Patricia Highsmith's admirers have long argued that she is much more than a genre writer. I'm not convinced. In "The Talented Mr. Ripley" she wrote a damn compelling novel, but I don't find her chill, rancid misanthropy pleasurable. Still, it's easy to see why filmmakers are attracted to her combination of nastiness and swank. The trouble is that the pretty/kinky surface seems to blind potential adapters to this book's booby traps.
"The Talented Mr. Ripley" isn't a mystery (we're never in doubt as to what's happened), and it's not really a thriller. It's an arm's-length dissection of the personality of a psychopath, and in movies that distance translates as coldness. The temperature didn't matter much in Rine Climent's 1959 adaptation of the novel, "Purple Noon" (featuring French cinema's great tabula rasa, Alain Delon, as Ripley) because Climent presented the life of the decadent rich with an unabashed whorishness. (It was an honestly voyeuristic version of the lifestyle Antonioni and Resnais would spend the next decade clucking over.)

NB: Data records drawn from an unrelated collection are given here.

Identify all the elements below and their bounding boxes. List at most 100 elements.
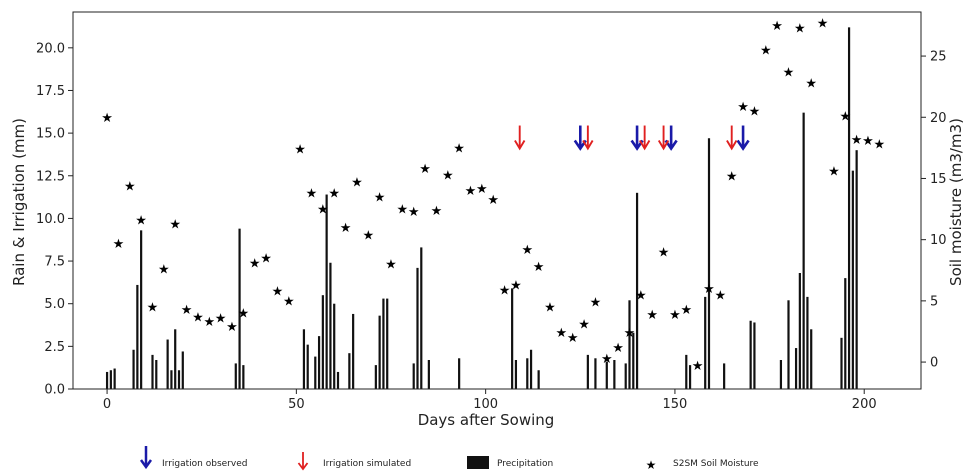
- precipitation-bar: [749, 320, 752, 389]
- precipitation-bar: [386, 298, 389, 389]
- soil-moisture-point: ★: [578, 318, 590, 333]
- precipitation-bar: [794, 348, 798, 389]
- precipitation-bar: [635, 192, 639, 389]
- soil-moisture-point: ★: [328, 187, 340, 202]
- precipitation-bar: [685, 354, 688, 389]
- precipitation-bars: [105, 27, 858, 390]
- precipitation-bar: [753, 322, 756, 389]
- soil-moisture-point: ★: [805, 76, 817, 91]
- soil-moisture-point: ★: [658, 245, 670, 260]
- precipitation-bar: [382, 298, 385, 389]
- legend-label-precipitation: Precipitation: [497, 459, 553, 469]
- soil-moisture-point: ★: [703, 282, 715, 297]
- soil-moisture-point: ★: [442, 168, 454, 183]
- irrigation-observed-arrow: [573, 125, 587, 151]
- precipitation-bar: [628, 300, 631, 389]
- soil-moisture-point: ★: [249, 256, 261, 271]
- soil-moisture-point: ★: [374, 190, 386, 205]
- soil-moisture-point: ★: [158, 263, 170, 278]
- precipitation-bar: [723, 363, 726, 389]
- legend-item-soil-moisture: ★ S2SM Soil Moisture: [646, 458, 759, 472]
- irrigation-simulated-arrow: [514, 125, 526, 151]
- precipitation-bar: [105, 371, 109, 389]
- precipitation-bar: [314, 356, 317, 389]
- x-tick-label: 150: [663, 397, 688, 412]
- precipitation-bar: [779, 360, 783, 389]
- soil-moisture-point: ★: [510, 278, 522, 293]
- soil-moisture-point: ★: [260, 252, 272, 267]
- soil-moisture-point: ★: [238, 307, 250, 322]
- legend-item-observed: Irrigation observed: [139, 446, 247, 470]
- soil-moisture-point: ★: [215, 312, 227, 327]
- soil-moisture-point: ★: [272, 285, 284, 300]
- precipitation-bar: [605, 361, 608, 389]
- precipitation-bar: [806, 296, 809, 389]
- x-tick-label: 50: [288, 397, 305, 412]
- irrigation-observed-arrow-head: [736, 139, 750, 151]
- soil-moisture-point: ★: [646, 308, 658, 323]
- precipitation-bar: [847, 27, 851, 389]
- soil-moisture-point: ★: [851, 133, 863, 148]
- precipitation-bar: [514, 360, 518, 389]
- legend-observed-arrow-icon: [139, 446, 153, 470]
- soil-moisture-point: ★: [567, 331, 579, 346]
- precipitation-bar: [704, 296, 707, 389]
- x-tick-label: 100: [473, 397, 498, 412]
- soil-moisture-point: ★: [715, 288, 727, 303]
- precipitation-bar: [177, 370, 181, 389]
- precipitation-bar: [688, 365, 692, 389]
- irrigation-observed-arrow: [664, 125, 678, 151]
- soil-moisture-point: ★: [283, 294, 295, 309]
- precipitation-bar: [234, 363, 237, 389]
- precipitation-bar: [329, 262, 332, 389]
- soil-moisture-point: ★: [839, 110, 851, 125]
- y2-tick-label: 0: [930, 356, 938, 371]
- irrigation-simulated-arrow: [657, 125, 670, 151]
- legend-label-observed: Irrigation observed: [162, 459, 247, 469]
- soil-moisture-point: ★: [680, 303, 692, 318]
- y2-axis-title: Soil moisture (m3/m3): [947, 118, 965, 286]
- soil-moisture-point: ★: [499, 283, 511, 298]
- precipitation-bar: [306, 344, 309, 389]
- irrigation-simulated-arrow-head: [726, 140, 738, 151]
- soil-moisture-point: ★: [306, 187, 318, 202]
- precipitation-bar: [181, 351, 184, 389]
- precipitation-bar: [170, 370, 173, 389]
- irrigation-simulated-arrow-head: [582, 140, 594, 151]
- precipitation-bar: [113, 368, 116, 389]
- irrigation-simulated-arrow-head: [639, 140, 651, 151]
- soil-moisture-point: ★: [124, 179, 136, 194]
- precipitation-bar: [526, 358, 529, 389]
- precipitation-bar: [412, 363, 415, 389]
- precipitation-bar: [632, 332, 635, 389]
- soil-moisture-point: ★: [521, 243, 533, 258]
- x-axis-title: Days after Sowing: [418, 411, 555, 429]
- soil-moisture-point: ★: [294, 143, 306, 158]
- precipitation-bar: [458, 358, 461, 389]
- plot-frame: [72, 11, 922, 390]
- precipitation-bar: [136, 284, 139, 389]
- soil-moisture-point: ★: [431, 204, 443, 219]
- soil-moisture-point: ★: [601, 352, 613, 367]
- legend-simulated-arrow-icon: [297, 452, 309, 471]
- irrigation-simulated-arrow-head: [657, 140, 670, 151]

But Tom isn't a psychopath who invites feelings of recognition or even protectiveness the way that a warmer though much more extreme character like Norman Bates can. Maybe because on some level Minghella recognized that, he set out to make us share in Tom's culpability. The director softens everything about the book, then ladles on prestige production values. To his credit, he seems to have little patience with the old notion -- which Highsmith subscribed to -- of repressed homosexuality as a metaphor for aberrant behavior. (And Highsmith was a lesbian.) Though Minghella is more open about Tom's sexuality, his presentation of it still feels held back; he's hesitant about making it just one more part of Tom's splintered psyche. And while he doesn't tack on the moralistic ending with which Climent closed "Purple Noon," his jiggering with Highsmith's carefully worked-out plot results in something that, in its own way, feels nearly as moralistic.
"The Talented Mr. Ripley" is a film made by a man who is uncomfortable with the material he has chosen to adapt. Watching this sluggish, uninvolving picture, too carefully made to be obviously bad, too steeped in quality to offer visceral thrills or sensual pleasure, recalled for me the feeling of watching "The English Patient."
Paralyzed with respect for the dried-out floweriness of Michael Ondaatje's prose, Minghella treated a soapy wartime romance (albeit one that asks you to weep over a Nazi collaborator) as a profound tragedy. Here he treats a mean, squirrelly little book as a major statement on class envy and the dissolution of personality.
"The Talented Mr. Ripley" is, in a way, a predictable failure. Having earned the kind of praise he did with "The English Patient," Minghella isn't going back to the modest style and the organic emotion of "Truly, Madly, Deeply," his first and still his best film. It's even more depressing to see these glamorous young stars sealed up in a the kind of glossy prestige picture whose boring refinement works against the very idea of star power. In a weird way, Minghella has remained true to Tom Ripley's fantasies: He's made a movie that is killingly tasteful.